Penn researchers report results of CAR therapy trial in brain cancer patients

Immune cells engineered to seek out and attack a type of deadly brain cancer known as glioblastoma (GBM) were found to have an acceptable safety profile and successfully migrate to and infiltrate tumors, researchers from Penn Medicine and Harvard University reported at the AACR Annual Meeting 2016 (Abstract LB-083).

The phase I study tested an investigational chimeric antigen receptor (CAR) therapy made from patients' own T cells engineered in a specialized laboratory to target a tumor-specific protein known as EGFRvIII, which is found in about 30 percent of GBM patients' tumors. In contrast to other CAR therapies that also target some healthy cells, EGFRvIII is found only on tumor tissue, which the study's leaders believed would minimize side effects of the new therapy.

Results from nine patients treated so far on the trial, led by Donald M. O'Rourke, MD, an associate professor of Neurosurgery at the Perelman School of Medicine at the University of Pennsylvania, were presented by Marcela Maus, MD, PhD, a former Penn faculty member who is now the Director of Cellular Immunotherapy at the Massachusetts General Hospital Cancer Center and an assistant professor of Medicine at Harvard Medical School.

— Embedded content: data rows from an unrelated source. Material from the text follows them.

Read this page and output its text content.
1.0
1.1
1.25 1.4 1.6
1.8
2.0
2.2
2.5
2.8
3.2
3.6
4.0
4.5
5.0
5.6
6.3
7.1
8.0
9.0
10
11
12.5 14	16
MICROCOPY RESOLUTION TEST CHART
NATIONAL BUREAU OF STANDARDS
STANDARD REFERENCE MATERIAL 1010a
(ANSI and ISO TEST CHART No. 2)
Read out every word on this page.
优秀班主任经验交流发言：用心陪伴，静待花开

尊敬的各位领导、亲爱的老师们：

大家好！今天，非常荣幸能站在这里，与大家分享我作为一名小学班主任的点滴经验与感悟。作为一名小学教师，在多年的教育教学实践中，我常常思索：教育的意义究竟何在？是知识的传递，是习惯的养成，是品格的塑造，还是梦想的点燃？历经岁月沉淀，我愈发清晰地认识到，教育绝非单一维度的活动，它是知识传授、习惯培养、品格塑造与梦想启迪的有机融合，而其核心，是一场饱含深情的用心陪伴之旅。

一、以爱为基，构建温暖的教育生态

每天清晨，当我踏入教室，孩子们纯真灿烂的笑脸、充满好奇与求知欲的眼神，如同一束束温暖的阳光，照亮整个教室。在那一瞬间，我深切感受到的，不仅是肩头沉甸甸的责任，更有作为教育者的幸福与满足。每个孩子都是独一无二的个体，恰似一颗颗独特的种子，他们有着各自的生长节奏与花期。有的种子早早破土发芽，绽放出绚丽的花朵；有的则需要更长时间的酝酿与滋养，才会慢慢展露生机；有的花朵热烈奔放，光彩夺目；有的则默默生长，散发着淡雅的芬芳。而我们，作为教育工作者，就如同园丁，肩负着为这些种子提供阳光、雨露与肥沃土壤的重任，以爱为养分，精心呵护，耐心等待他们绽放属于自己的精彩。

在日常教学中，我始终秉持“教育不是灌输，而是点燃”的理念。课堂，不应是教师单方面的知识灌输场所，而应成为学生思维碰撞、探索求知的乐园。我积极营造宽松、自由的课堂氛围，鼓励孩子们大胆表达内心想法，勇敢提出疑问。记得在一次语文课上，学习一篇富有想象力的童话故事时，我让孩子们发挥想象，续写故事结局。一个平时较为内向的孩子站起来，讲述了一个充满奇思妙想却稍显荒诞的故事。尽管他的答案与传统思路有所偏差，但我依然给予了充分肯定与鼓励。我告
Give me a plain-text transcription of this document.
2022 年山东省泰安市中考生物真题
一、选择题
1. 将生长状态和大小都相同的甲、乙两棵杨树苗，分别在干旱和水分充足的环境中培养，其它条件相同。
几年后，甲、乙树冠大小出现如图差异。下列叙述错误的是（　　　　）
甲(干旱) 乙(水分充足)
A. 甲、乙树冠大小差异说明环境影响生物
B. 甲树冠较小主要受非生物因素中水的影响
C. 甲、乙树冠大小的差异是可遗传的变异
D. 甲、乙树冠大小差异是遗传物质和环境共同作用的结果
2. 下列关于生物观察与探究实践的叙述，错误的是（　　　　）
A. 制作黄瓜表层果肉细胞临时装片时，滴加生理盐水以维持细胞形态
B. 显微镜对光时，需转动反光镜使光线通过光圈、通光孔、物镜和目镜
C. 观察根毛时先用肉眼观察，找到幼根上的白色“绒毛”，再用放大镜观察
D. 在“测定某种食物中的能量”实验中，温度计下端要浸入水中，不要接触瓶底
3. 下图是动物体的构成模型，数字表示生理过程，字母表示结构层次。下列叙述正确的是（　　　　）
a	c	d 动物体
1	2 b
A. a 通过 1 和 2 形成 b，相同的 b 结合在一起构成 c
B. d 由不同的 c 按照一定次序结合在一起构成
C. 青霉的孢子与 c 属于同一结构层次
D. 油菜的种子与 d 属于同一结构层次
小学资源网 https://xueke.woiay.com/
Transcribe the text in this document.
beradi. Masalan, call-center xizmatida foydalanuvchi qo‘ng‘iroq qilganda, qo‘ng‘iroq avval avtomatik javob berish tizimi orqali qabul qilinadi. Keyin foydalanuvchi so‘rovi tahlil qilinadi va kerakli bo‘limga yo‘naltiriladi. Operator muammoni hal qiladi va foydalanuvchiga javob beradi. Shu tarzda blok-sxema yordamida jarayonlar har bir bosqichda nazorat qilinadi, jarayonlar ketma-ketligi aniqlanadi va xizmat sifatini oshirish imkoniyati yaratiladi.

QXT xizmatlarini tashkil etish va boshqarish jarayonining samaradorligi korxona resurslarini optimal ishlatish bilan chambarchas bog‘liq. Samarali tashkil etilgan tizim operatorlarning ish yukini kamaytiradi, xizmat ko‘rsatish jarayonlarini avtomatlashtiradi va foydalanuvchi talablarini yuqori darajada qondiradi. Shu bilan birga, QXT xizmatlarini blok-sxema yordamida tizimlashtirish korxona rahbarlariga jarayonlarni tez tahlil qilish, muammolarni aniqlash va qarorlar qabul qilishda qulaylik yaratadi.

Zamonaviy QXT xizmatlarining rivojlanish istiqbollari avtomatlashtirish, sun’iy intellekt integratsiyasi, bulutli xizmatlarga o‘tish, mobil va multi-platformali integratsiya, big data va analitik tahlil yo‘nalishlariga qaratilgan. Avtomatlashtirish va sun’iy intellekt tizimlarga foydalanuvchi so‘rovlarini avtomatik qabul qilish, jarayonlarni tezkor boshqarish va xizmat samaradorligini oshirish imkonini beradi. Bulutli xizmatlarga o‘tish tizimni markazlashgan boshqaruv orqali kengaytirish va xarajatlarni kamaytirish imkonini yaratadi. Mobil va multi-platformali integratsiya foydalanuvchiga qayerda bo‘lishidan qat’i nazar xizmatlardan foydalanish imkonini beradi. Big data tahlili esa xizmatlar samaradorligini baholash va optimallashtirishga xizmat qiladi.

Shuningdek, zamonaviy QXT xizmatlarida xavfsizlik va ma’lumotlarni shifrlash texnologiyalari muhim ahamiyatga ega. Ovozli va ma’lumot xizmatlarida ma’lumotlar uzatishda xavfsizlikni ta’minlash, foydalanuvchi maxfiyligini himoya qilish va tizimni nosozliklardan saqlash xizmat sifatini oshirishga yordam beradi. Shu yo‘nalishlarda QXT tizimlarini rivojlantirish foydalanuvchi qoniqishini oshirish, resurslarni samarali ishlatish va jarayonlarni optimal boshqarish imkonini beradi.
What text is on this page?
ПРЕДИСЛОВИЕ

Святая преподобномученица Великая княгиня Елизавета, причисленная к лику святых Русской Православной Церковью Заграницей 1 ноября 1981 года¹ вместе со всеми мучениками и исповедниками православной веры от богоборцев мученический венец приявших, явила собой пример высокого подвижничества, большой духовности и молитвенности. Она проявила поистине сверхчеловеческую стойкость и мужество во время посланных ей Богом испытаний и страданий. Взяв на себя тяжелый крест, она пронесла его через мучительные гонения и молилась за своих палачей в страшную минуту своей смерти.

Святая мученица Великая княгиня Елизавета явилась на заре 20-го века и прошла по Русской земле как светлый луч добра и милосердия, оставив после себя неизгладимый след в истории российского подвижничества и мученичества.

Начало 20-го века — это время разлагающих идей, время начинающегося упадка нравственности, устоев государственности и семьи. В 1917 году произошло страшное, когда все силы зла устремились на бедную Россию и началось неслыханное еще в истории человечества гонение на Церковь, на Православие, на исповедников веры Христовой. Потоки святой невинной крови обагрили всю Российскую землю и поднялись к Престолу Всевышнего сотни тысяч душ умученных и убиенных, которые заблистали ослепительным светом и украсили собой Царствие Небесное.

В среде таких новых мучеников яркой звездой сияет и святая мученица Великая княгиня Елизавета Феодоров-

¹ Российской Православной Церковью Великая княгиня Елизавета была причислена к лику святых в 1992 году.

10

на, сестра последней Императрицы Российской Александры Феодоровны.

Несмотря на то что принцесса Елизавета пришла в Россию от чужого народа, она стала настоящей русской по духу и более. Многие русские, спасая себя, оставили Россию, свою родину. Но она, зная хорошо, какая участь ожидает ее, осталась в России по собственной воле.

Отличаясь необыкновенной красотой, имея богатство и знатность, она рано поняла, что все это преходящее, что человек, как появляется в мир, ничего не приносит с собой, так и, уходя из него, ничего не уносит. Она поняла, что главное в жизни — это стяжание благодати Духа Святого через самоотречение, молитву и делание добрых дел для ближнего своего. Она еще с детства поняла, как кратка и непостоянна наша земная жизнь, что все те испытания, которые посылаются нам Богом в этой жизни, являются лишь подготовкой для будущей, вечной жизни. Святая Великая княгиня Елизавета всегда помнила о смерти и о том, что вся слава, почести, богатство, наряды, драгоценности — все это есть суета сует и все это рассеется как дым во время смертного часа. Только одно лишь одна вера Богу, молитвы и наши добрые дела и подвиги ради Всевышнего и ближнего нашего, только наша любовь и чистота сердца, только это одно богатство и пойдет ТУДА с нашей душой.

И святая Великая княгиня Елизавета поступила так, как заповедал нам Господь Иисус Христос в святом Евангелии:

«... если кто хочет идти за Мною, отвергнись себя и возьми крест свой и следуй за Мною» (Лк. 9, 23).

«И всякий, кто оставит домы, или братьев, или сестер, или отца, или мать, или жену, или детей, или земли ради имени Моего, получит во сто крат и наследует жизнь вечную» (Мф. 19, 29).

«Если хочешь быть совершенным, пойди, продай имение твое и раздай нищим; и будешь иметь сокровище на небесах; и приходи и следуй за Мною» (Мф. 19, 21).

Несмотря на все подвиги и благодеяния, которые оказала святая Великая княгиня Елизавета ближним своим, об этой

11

The CAR therapy was found to have an acceptable safety profile in all patients, with no clinical or laboratory signs of systemic cytokine release syndrome, a potentially serious toxicity that has been observed in other CAR trials. One patient experienced a seizure (non-convulsive status epilepticus); however, it was successfully treated by antiepileptic medications. All patients had significant expansion of CART-EGFRvIII cells in their blood between 7 and 10 days after infusion. Also, a pathologic evaluation of tumors surgically removed from five patients between 6 and 120 days after infusion revealed focal areas which showed infiltration of both CAR positive and CAR negative T cells with signs of activation, the researchers reported.

"One of the main questions in the field of T cell therapies is: can we make this work in solid tumors?" Maus said. "The barriers to CAR T cells in solid tumors are identifying targets with acceptable safety profiles, proving that T cells can get out of the blood, and that they can successfully target the tumor cells expressing the antigen without being turned off by the tumor environment.

"Here, we demonstrated that targeting EGFRvIII has an acceptable safety profile, that CAR T cells do actually find their way and get into the tumor--even crossing the blood-brain barrier--and are able to eliminate the target."

The new study was born of an interdisciplinary collaboration: neurosurgeons, neuro-oncologists, neuropathologists, immunologists, and transfusion medicine experts have all played key roles in developing the investigational therapy. Penn is the first institution to open a trial utilizing this type of CAR T cell therapy for glioblastoma, and a second study site is now open at the University of California, San Francisco.

The phase I trial will include a total of 12 adult patients whose tumors express EGFRvIII.

After some of each patient's T cells are removed via an apheresis process similar to dialysis, the cells are engineered using a viral vector that programs them to hunt for cancer cells that express EGFRvIII. Then, the new cells are infused back into the patient's bodies, where a signaling domain built into the CAR promotes rapid growth of these cells, building an army of tumor-killing cells that have been shown in studies of blood cancer patients to persist in the body. The investigators believe the cells may then serve as a vaccine-like protection against tumor recurrence.

More than 22,000 Americans are diagnosed with GBM each year. Patients whose tumors express the EGFRvIII mutation tend to have more aggressive cancers: Their tumors are less likely to respond to standard therapies.

"We now need to see in the next set of patients if we can augment the effects of the CAR infiltration into the brain and determine optimal timing and combination of this therapy with other established therapies," O'Rourke said. "In this manner, we believe this highly personalized T cell therapy will begin to show clinical efficacy in a reproducible manner with all patients containing EGFRvIII-positive GBMs."